Pensar sobre o futuro significa reconhecer que estaremos cada vez mais submetidos aos novos modelos de manipulação social por meio de algoritmos eletrônicos e inteligência artificial nas redes sociais. Cada vez mais, poderosas estruturas de comunicação parecem determinar nossa vida e nossos hábitos, o modo de pensar o que devemos consumir em nossa alimentação, vestuário, cultura e lazer. Até mesmo as nossas ideias políticas e morais vêm sendo moldadas por robôs especializados em nos fazer acreditar que acreditamos em algo que mal compreendemos na superfície.

Pensar no futuro nos leva a indagar se a crescente desigualdade econômica entre pessoas, países e corporações continuará sem limites, fazendo com que a sociedade futura seja uma distopia perversa, na qual a maioria de nós será reduzida a uma massa desprezada de trabalhadores, consumidores ou desempregados, enquanto uma ínfima minoria concentrará quase toda a riqueza do planeta em suas mãos. Não é tranquilizador imaginar que viveremos numa sociedade de castas econômicas, na qual renunciaremos ao que ainda nos resta da ilusão de que a meritocracia poderia romper alguma das barreiras entre os bilionários e os pobres.

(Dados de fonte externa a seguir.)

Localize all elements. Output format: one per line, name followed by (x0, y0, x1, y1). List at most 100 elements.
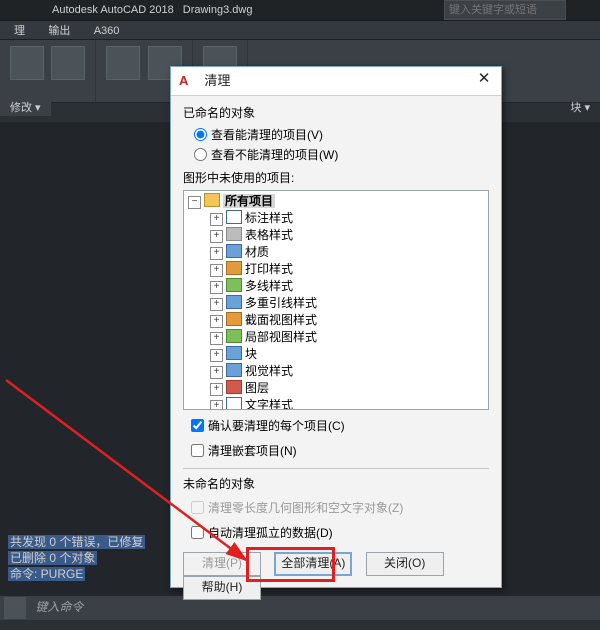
titlebar: Autodesk AutoCAD 2018 Drawing3.dwg (0, 0, 600, 21)
expand-icon[interactable]: + (210, 230, 223, 243)
expand-icon[interactable]: + (210, 400, 223, 410)
tree-item[interactable]: + 截面视图样式 (210, 312, 486, 329)
radio-view-nonpurgeable[interactable]: 查看不能清理的项目(W) (189, 145, 489, 163)
tree-item[interactable]: +视觉样式 (210, 363, 486, 380)
tree-item[interactable]: + 标注样式 (210, 210, 486, 227)
tree-item-label: 多重引线样式 (245, 296, 317, 310)
item-icon (226, 278, 242, 292)
tree-item[interactable]: + 多线样式 (210, 278, 486, 295)
expand-icon[interactable]: + (210, 383, 223, 396)
tree-item-label: 材质 (245, 245, 269, 259)
dialog-buttons: 清理(P) 全部清理(A) 关闭(O) 帮助(H) (183, 552, 489, 600)
tree-item[interactable]: + 多重引线样式 (210, 295, 486, 312)
help-search-input[interactable] (444, 0, 566, 20)
collapse-icon[interactable]: − (188, 196, 201, 209)
tree-item[interactable]: + 文字样式 (210, 397, 486, 410)
radio-label: 查看能清理的项目(V) (211, 128, 323, 142)
radio-view-purgeable[interactable]: 查看能清理的项目(V) (189, 125, 489, 143)
status-line: 共发现 0 个错误，已修复 (8, 534, 145, 550)
purge-tree[interactable]: − 所有项目 + 标注样式 + 表格样式 + 材质 + 打印样式 + 多线样式 + 多重引线样式 + 截面视… (183, 190, 489, 410)
menu-item[interactable]: 理 (4, 21, 35, 39)
ribbon-panel-label[interactable]: 块 ▾ (560, 100, 600, 116)
tree-item[interactable]: + 图层 (210, 380, 486, 397)
separator (183, 468, 489, 469)
tool-icon[interactable] (51, 46, 85, 80)
expand-icon[interactable]: + (210, 213, 223, 226)
dialog-body: 已命名的对象 查看能清理的项目(V) 查看不能清理的项目(W) 图形中未使用的项… (171, 96, 501, 606)
menu-item[interactable]: A360 (84, 24, 130, 38)
tool-icon[interactable] (106, 46, 140, 80)
close-icon[interactable]: ✕ (467, 67, 501, 93)
tree-item-label: 打印样式 (245, 262, 293, 276)
radio-input[interactable] (194, 148, 207, 161)
app-title: Autodesk AutoCAD 2018 (52, 4, 174, 16)
item-icon (226, 329, 242, 343)
purge-all-button[interactable]: 全部清理(A) (274, 552, 352, 576)
checkbox-input[interactable] (191, 526, 204, 539)
tree-caption: 图形中未使用的项目: (183, 169, 489, 186)
expand-icon[interactable]: + (210, 281, 223, 294)
dialog-titlebar[interactable]: 清理 ✕ (171, 67, 501, 96)
folder-icon (204, 193, 220, 207)
expand-icon[interactable]: + (210, 298, 223, 311)
expand-icon[interactable]: + (210, 264, 223, 277)
expand-icon[interactable]: + (210, 349, 223, 362)
tree-item-label: 多线样式 (245, 279, 293, 293)
autocad-app: Autodesk AutoCAD 2018 Drawing3.dwg 理 输出 … (0, 0, 600, 630)
tree-item-label: 局部视图样式 (245, 330, 317, 344)
menu-item[interactable]: 输出 (38, 21, 80, 39)
expand-icon[interactable]: + (210, 247, 223, 260)
checkbox-label: 确认要清理的每个项目(C) (208, 419, 345, 433)
checkbox-label: 清理零长度几何图形和空文字对象(Z) (208, 501, 403, 515)
item-icon (226, 380, 242, 394)
close-button[interactable]: 关闭(O) (366, 552, 444, 576)
autocad-icon (179, 73, 195, 89)
checkbox-label: 清理嵌套项目(N) (208, 444, 297, 458)
checkbox-label: 自动清理孤立的数据(D) (208, 526, 333, 540)
checkbox-confirm-each[interactable]: 确认要清理的每个项目(C) (187, 416, 489, 435)
menubar[interactable]: 理 输出 A360 (0, 21, 600, 40)
checkbox-input (191, 501, 204, 514)
purge-dialog: 清理 ✕ 已命名的对象 查看能清理的项目(V) 查看不能清理的项目(W) 图形中… (170, 66, 502, 588)
checkbox-nested[interactable]: 清理嵌套项目(N) (187, 441, 489, 460)
tree-root-label: 所有项目 (223, 194, 275, 208)
tree-item-label: 图层 (245, 381, 269, 395)
status-line: 已删除 0 个对象 (8, 550, 145, 566)
unnamed-objects-label: 未命名的对象 (183, 475, 489, 492)
command-input[interactable]: 键入命令 (31, 596, 83, 618)
ribbon-panel-label[interactable]: 修改 ▾ (0, 100, 51, 116)
checkbox-zero-length: 清理零长度几何图形和空文字对象(Z) (187, 498, 489, 517)
tree-item-label: 块 (245, 347, 257, 361)
command-icon[interactable] (4, 597, 26, 619)
tool-icon[interactable] (10, 46, 44, 80)
tree-item[interactable]: + 局部视图样式 (210, 329, 486, 346)
purge-button: 清理(P) (183, 552, 261, 576)
tree-root[interactable]: − 所有项目 (188, 193, 486, 210)
expand-icon[interactable]: + (210, 366, 223, 379)
tree-item[interactable]: + 材质 (210, 244, 486, 261)
help-button[interactable]: 帮助(H) (183, 576, 261, 600)
item-icon (226, 261, 242, 275)
item-icon (226, 346, 242, 360)
radio-label: 查看不能清理的项目(W) (211, 148, 338, 162)
checkbox-orphan-data[interactable]: 自动清理孤立的数据(D) (187, 523, 489, 542)
tree-item-label: 文字样式 (245, 398, 293, 410)
item-icon (226, 312, 242, 326)
expand-icon[interactable]: + (210, 332, 223, 345)
radio-input[interactable] (194, 128, 207, 141)
tree-item[interactable]: + 打印样式 (210, 261, 486, 278)
command-history: 共发现 0 个错误，已修复 已删除 0 个对象 命令: PURGE (8, 534, 145, 582)
named-objects-label: 已命名的对象 (183, 104, 489, 121)
tree-item-label: 截面视图样式 (245, 313, 317, 327)
expand-icon[interactable]: + (210, 315, 223, 328)
document-name: Drawing3.dwg (183, 4, 253, 16)
tree-item-label: 标注样式 (245, 211, 293, 225)
tree-item[interactable]: +块 (210, 346, 486, 363)
item-icon (226, 244, 242, 258)
checkbox-input[interactable] (191, 444, 204, 457)
tree-item[interactable]: + 表格样式 (210, 227, 486, 244)
status-line: 命令: PURGE (8, 566, 145, 582)
checkbox-input[interactable] (191, 419, 204, 432)
tree-item-label: 表格样式 (245, 228, 293, 242)
dialog-title: 清理 (204, 67, 230, 95)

Sim, talvez nossa jovem médica tenha razão, é difícil pensar sobre o futuro. Até porquê, em última análise, significa considerar a inevitabilidade da nossa própria morte, o que acrescenta mais medo, insegurança e desejo de fechar os olhos, negar tudo o que nos ameaça.

Acuados pela perda de controle sobre nosso destino, perdemos a esperança de que podemos mudar o futuro e nada fazemos para evitarmos a destruição das florestas, a crise ambiental, a instabilidade no emprego, a competição econômica desenfreada, a destruição das instituições democráticas e a desigualdade crescente.

Então fechamos os olhos para o futuro, o que nos imobiliza no presente.

E o futuro a ele pertence. Ele, o presente.